Чалов встретил Тафтина, хоть тот и предупредил о приходе коротким телефонным звонком, настороженно, с какой-то внутренней тревогой: опять что-то не слава богу в его «царских» делах!
— Проходи, Петр, проходи... Коль снимаешь сапоги, то надень вот шлепанцы... Серьезное что-нибудь?..
— Да, Николай. Надо бы немедля переговорить...
— Ясно. Ари! — позвал жену Чалов и сам невольно подобрал, подтянул живот, обнаружив еще довольно крепкую и стройную фигуру.
— Что, Николас? — легко выпорхнула в прихожую голубоглазая белокурая скандинавка и, увидев знакомого ей мужчину, чуть присела в реверансе. Тафтин шагнул навстречу, принял руку, поднес к губам.
— Какая же вы красивая, Ариадна Мартиновна! — с неохотой расставался он с рукой молодой жены полковника.
— Ты отпустила служанку, Ари? — спросил жену Чалов.
— Та, Николас. Я умей ее работа... Ужинай? Та?
— Да, моя милая. Только собери нам самый легкий ужин в моем кабинете. Коньяк, фрукты...
— Прошу великодушно простить наше уединение, Ариадна Мартиновна, — серьезно извинился Тафтин. — Я зашел для очень краткого мужского разговора с Николаем Иларионовичем.
— Сель бы гостиной, — попробовала избавиться от частого одиночества молодая жена. — Мужской секрет, мужской секрет, — дразнила она Чалова, — мы завотиль Петэр свой секрет, — улыбнулась она с лукавинкой Тафтину.
— Тебе, Ариадна, этого делать нельзя, — улыбнулся в ответ Чалов, — твое божественное имя значит: свято хранящая супружескую верность.
...Однако разговор был длинным и настолько для обоих важным, что они и не пытались его укоротить.
— Вернемся к началу, Петр: почему Наставник выходит так неожиданно из «дела»? Не идиот же он, чтобы бросать магазин в Москве?
— Темнит «святой». А может, и вправду всего не знает... «А может, знает, что петля на моей шее вот-вот затянется, — ворохнулась ознобная мысль, — бежит, как крыса с корабля!» Мне он сказал, повторяю, одно: велено самим Павлом Павловичем Рябушинским.
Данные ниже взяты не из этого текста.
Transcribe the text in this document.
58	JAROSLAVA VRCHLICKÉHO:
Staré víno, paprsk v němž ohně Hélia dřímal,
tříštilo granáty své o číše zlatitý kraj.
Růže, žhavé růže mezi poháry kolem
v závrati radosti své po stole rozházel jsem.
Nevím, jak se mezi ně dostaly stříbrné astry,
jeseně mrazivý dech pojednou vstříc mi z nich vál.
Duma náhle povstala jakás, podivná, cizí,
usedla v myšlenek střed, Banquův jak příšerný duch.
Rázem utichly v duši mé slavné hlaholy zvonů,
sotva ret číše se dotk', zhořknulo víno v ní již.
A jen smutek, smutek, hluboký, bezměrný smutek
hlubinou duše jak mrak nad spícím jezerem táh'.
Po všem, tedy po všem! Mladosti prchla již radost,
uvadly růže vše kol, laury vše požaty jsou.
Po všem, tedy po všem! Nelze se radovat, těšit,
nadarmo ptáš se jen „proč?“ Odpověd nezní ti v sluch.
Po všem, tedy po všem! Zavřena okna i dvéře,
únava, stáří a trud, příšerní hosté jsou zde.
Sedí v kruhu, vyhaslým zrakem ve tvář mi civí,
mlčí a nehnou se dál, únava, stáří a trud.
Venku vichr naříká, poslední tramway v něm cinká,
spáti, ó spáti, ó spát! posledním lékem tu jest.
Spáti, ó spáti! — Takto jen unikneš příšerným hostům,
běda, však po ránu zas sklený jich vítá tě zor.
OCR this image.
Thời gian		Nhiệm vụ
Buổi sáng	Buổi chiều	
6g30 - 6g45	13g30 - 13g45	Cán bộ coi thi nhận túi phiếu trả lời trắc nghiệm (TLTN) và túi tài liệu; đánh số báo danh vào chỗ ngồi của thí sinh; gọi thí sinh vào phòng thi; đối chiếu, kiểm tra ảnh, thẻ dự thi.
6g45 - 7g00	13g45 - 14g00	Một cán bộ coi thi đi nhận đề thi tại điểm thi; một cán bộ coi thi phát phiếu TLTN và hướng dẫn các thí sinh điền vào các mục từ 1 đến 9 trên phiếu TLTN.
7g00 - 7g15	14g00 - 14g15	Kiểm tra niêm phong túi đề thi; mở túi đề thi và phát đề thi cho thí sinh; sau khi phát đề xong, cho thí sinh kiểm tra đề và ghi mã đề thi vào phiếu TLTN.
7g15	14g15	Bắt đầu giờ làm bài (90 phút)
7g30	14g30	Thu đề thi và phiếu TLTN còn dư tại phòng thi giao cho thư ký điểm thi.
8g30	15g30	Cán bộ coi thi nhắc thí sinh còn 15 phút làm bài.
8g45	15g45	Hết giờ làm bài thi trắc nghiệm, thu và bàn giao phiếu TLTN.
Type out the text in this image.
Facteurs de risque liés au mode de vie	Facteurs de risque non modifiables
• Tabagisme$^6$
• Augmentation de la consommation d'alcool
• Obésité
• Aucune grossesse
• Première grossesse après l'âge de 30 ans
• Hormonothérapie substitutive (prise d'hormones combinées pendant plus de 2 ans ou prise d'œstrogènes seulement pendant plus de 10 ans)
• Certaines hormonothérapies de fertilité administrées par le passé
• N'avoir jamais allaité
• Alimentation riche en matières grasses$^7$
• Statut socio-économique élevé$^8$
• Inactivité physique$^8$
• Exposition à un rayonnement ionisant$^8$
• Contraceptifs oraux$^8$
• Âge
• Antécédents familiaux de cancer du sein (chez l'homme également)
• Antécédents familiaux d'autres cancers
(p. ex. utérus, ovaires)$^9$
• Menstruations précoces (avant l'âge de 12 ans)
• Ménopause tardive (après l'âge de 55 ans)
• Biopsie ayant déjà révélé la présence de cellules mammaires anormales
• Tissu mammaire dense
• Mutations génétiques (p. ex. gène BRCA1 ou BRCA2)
— Что велено? Конкретно? — требовал точности полковник.
— Свернуть торговлю. Осесть образцовым крестьянином на Печоре. Завести тесную деловую дружбу с Журавским, — выложил Тафтин причины выхода из «дела» Ефрема Кириллова.
— Что-то затевает магнат с братьями огромное... Скорее всего, Пал Палыч кует из Наставника ключ к Печорскому краю. Ты, Петр, слышал, что в изучение геологии Камчатки братья Рябушинские вложили разом двести тысяч?! Теперь, видимо спохватившись, правительство выкладывает столько же на изучение Печорского края, делая ставку на Журавского.
— Неужто?! Двести тысяч Фантазеру! — неподдельно изумился Тафтин, не знавший подлинного размаха исследований.
— Больше, Петр Платыч, больше: четверть миллиона! Ладно, ладненько, — думал вслух Чалов, — не врет Наставник? А коли так, то будет нем, ибо ты для Рябушинских не помеха. Он что-нибудь обо мне знает? — глянул пытливо полковник на Тафтина.
— Что ты, — вздрогнул Тафтин. — Как можно?!
— Уверен? — не отрывал цепкого взгляда Чалов.
— Как в себе, Николай. Да я ни сном ни духом! — Тафтин хорошо знал законы жандармского полковника: опасные знания прячь в гроб! Мертвых в свидетели не кличут.
— Что намерен делать? — Чалов спросил вроде бы и лениво, как будто разговор шел о малозначном.